The connundrum above has been doing the rounds for a while now, most recently on a message board that appears to be related to the New York Times, so I decided to have a go at answering it myself. Here is my own, definitive answer, in vague non-scientific terms.
With very little thought, what the question appears to be asking is "could a plane take off without it actually moving relative to the ground if its wheels were spinning fast enough?" Of course, anybody familiar with the way flight works will tell you that the movement of the wheels is for all intents and purposes irrelevant, and that it's the plane's movement relative to the air that determines whether or not take-off is possible. If we were to assume a very strong and consistent headwind, so the plane had a high airspeed but zero groundspeed, then it's certainly possible in theory that a plane could take off without moving relative to the ground. Science museums, and museums specialising in flight often demonstrate this principle using wind tunnels. In practice however it's very unlikely and would be reliant on additional circumstances not specified by the question. Indeed, if the headwind was sufficient that the plane could take off with zero groundspeed, the wheels would not need to turn and the runway would not need to be a treadmill.
Also not specified by the question is whether or not the plane is equipped with VTOL (vertical take off and landing) capabilities, like a Harrier jumpjet. Such aeroplanes specialise in taking off with both zero ground AND airspeed.
However, upon closer inspection, the question is not in fact asking that at all. Whether or not the plane could take off is something of a red herring to disguise the flawed reasoning that makes the question itself a paradox. The paradox lies in the use of a false relation between cause and effect. Let's break it down into the order of causes.
- The plane is pushed through the air by the power of the engines, which act like rockets sticking out the back. This causes the plane to also move relative to the ground.
- The movement of the plane relative to the ground causes the free-spinning wheels to rotate, like pushing a supermarket trolly.
- According to the original premise, the treadmill counters the rotation of the wheels EXACTLY, cancelling their rotation and causing the plane not to move.
- The plane is not moving, so the wheels do not turn.
- The wheels are not turning, so the treadmill does not move to counter them.
- The treadmill does not move, so there's nothing stopping the plane from being pushed through the air by the XX kilograms of force produced by its engines.
- We find outselves back at (1) - the plane is pushed through the air by the power of the engines, causing the plane to also move relative to the ground.
Clearly this cannot be right, and the flaw in the reasoning can be traced to part 3, where it states the treadmill EXACTLY counters the rotation of the wheels. This cannot work in theory or reality.You have to think about it in terms of cause and effect. The wheels rotate, so the treadmill matches them. The rotation of the wheels is the cause. The movement of the treadmill matching them is the effect. The wheels turn first. The treadmill moves to match them second. The wheels have to be turning BEFORE the treadmill attempts to catch up.
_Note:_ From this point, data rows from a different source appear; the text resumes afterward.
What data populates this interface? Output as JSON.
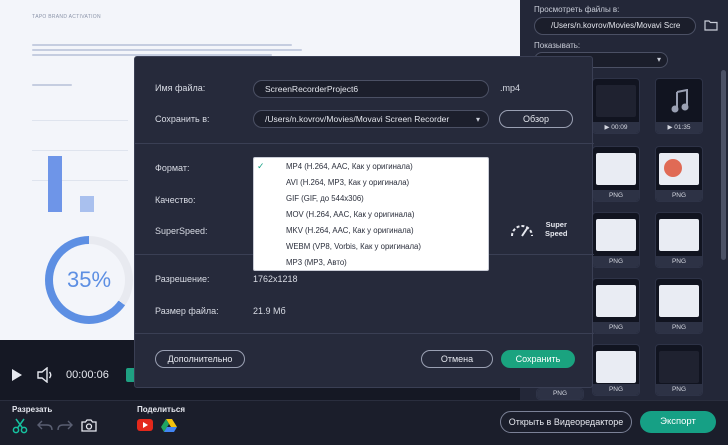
{
  "preview": {
    "heading": "ТАРО BRAND ACTIVATION",
    "donut_percent": "35%"
  },
  "side": {
    "view_files_label": "Просмотреть файлы в:",
    "path": "/Users/n.kovrov/Movies/Movavi Scre",
    "show_label": "Показывать:",
    "thumbs": [
      {
        "caption": "▶ 00:09"
      },
      {
        "caption": "▶ 01:35"
      },
      {
        "caption": "PNG"
      },
      {
        "caption": "PNG"
      },
      {
        "caption": "PNG"
      },
      {
        "caption": "PNG"
      },
      {
        "caption": "PNG"
      },
      {
        "caption": "PNG"
      },
      {
        "caption": "PNG"
      },
      {
        "caption": "PNG"
      },
      {
        "caption": "PNG"
      },
      {
        "caption": "PNG"
      },
      {
        "caption": "PNG"
      }
    ]
  },
  "player": {
    "time": "00:00:06"
  },
  "toolbar": {
    "cut_label": "Разрезать",
    "share_label": "Поделиться",
    "open_editor_label": "Открыть в Видеоредакторе",
    "export_label": "Экспорт"
  },
  "dialog": {
    "filename_label": "Имя файла:",
    "filename_value": "ScreenRecorderProject6",
    "extension": ".mp4",
    "save_to_label": "Сохранить в:",
    "save_to_value": "/Users/n.kovrov/Movies/Movavi Screen Recorder",
    "browse_label": "Обзор",
    "format_label": "Формат:",
    "quality_label": "Качество:",
    "superspeed_label": "SuperSpeed:",
    "superspeed_badge_1": "Super",
    "superspeed_badge_2": "Speed",
    "resolution_label": "Разрешение:",
    "resolution_value": "1762x1218",
    "filesize_label": "Размер файла:",
    "filesize_value": "21.9 Мб",
    "more_label": "Дополнительно",
    "cancel_label": "Отмена",
    "save_label": "Сохранить",
    "format_options": [
      {
        "label": "MP4 (H.264, AAC, Как у оригинала)",
        "selected": true
      },
      {
        "label": "AVI (H.264, MP3, Как у оригинала)",
        "selected": false
      },
      {
        "label": "GIF (GIF, до 544x306)",
        "selected": false
      },
      {
        "label": "MOV (H.264, AAC, Как у оригинала)",
        "selected": false
      },
      {
        "label": "MKV (H.264, AAC, Как у оригинала)",
        "selected": false
      },
      {
        "label": "WEBM (VP8, Vorbis, Как у оригинала)",
        "selected": false
      },
      {
        "label": "MP3 (MP3, Авто)",
        "selected": false
      }
    ]
  },
  "colors": {
    "accent": "#16a085",
    "panel": "#232738",
    "dialog": "#262a3b"
  }
}
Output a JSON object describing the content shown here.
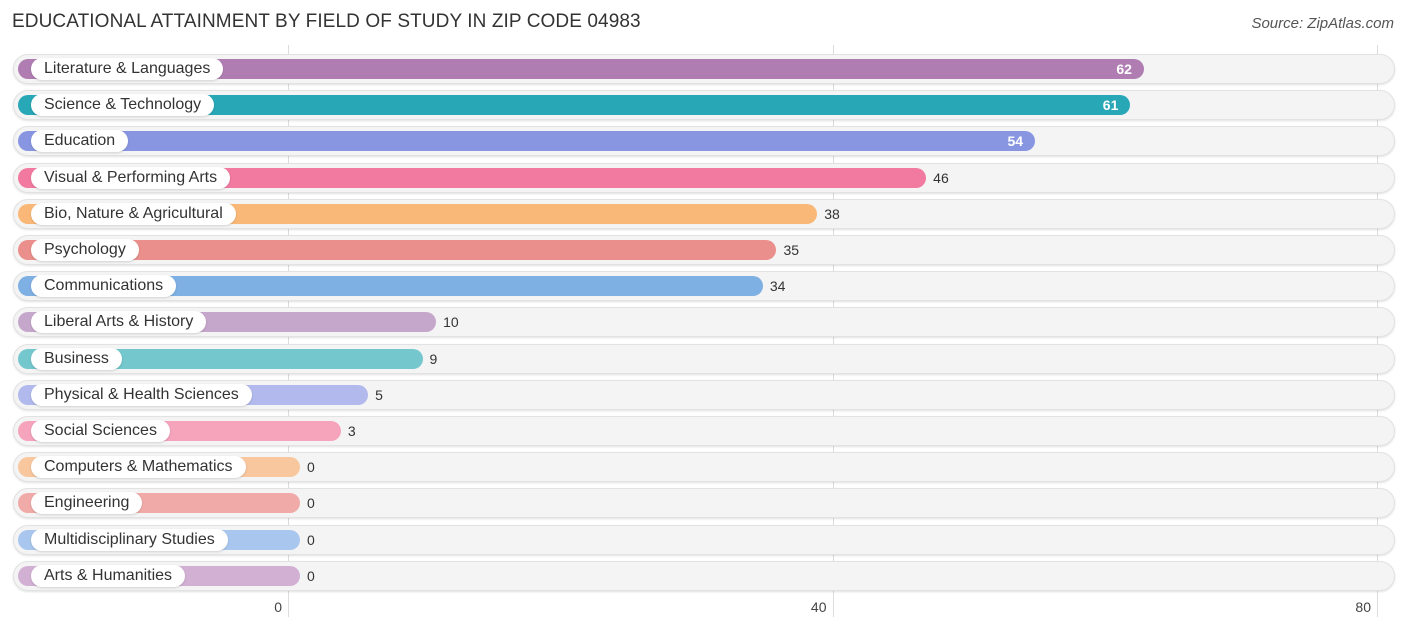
{
  "header": {
    "title": "EDUCATIONAL ATTAINMENT BY FIELD OF STUDY IN ZIP CODE 04983",
    "source": "Source: ZipAtlas.com"
  },
  "chart_data": {
    "type": "bar",
    "orientation": "horizontal",
    "title": "EDUCATIONAL ATTAINMENT BY FIELD OF STUDY IN ZIP CODE 04983",
    "xlabel": "",
    "ylabel": "",
    "xlim": [
      0,
      80
    ],
    "x_ticks": [
      "0",
      "40",
      "80"
    ],
    "grid": true,
    "categories": [
      "Literature & Languages",
      "Science & Technology",
      "Education",
      "Visual & Performing Arts",
      "Bio, Nature & Agricultural",
      "Psychology",
      "Communications",
      "Liberal Arts & History",
      "Business",
      "Physical & Health Sciences",
      "Social Sciences",
      "Computers & Mathematics",
      "Engineering",
      "Multidisciplinary Studies",
      "Arts & Humanities"
    ],
    "values": [
      62,
      61,
      54,
      46,
      38,
      35,
      34,
      10,
      9,
      5,
      3,
      0,
      0,
      0,
      0
    ],
    "colors": [
      "#b07db3",
      "#28a7b7",
      "#8896e2",
      "#f27aa0",
      "#f9b878",
      "#ea8f8b",
      "#7fb0e3",
      "#c5a7cb",
      "#73c7cd",
      "#b1b9ed",
      "#f6a3bc",
      "#f9c79e",
      "#f0aaa8",
      "#a9c7ee",
      "#d1b0d4"
    ]
  }
}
And of course, the treadmill's attempt to catch up would itself cause the wheels to rotate faster, which cause the treadmill to move faster, which cause the wheels to rotate faster, which cause the treadmill to move faster, so on and so forth . It's the classic scenario of a dog chasing its own tail, or Homer Simpson looking around to see what Bart had written on the back of his head. All the time the treadmill attempts to copy the wheels' rotation, but in doing so affects the wheels' rotation, there will remain a difference between the speed the wheels rotate and the speed the treadmill moves. That speed difference matches the speed of the plane as it moves down the runway.
Of course, the wheels may be DIRECTLY attached to the treadmill by a chain and sprocket with zero slack, but then it wouldn't be a plane on a treadmill anymore, so much as a plane tethered to the spot. Only enough engine power would be required to break the chain before the plane is off on its merry way.
Now in reality, were such an experiment to be tried, the engine of the treadmill would probably explode, the wheel bearings would probably melt, the tires would probably burst, and the plane would probably end up sliding down the runway on its belly before exploding, killing everyone. Put another way, it WOULD find a way to move under the power of the engines. Whether it is able to take off or not under those circumstances would involve a number of factors that are not specified by the question, but as such circumstances would not match the initial premise, the answer would be moot. The actual circumstances of the question assume we are in a fantasy land with laws of physics quite quite different from that of the world we actually inhabit, so it would be impossible to answer without understanding the other physical laws of the universe. Does this crazy world where cause and effect happen together even have gravity? Is up really down? We just don't know, and I'm not hanging around to find out.
So if you want a simple answer, ask a science fiction writer.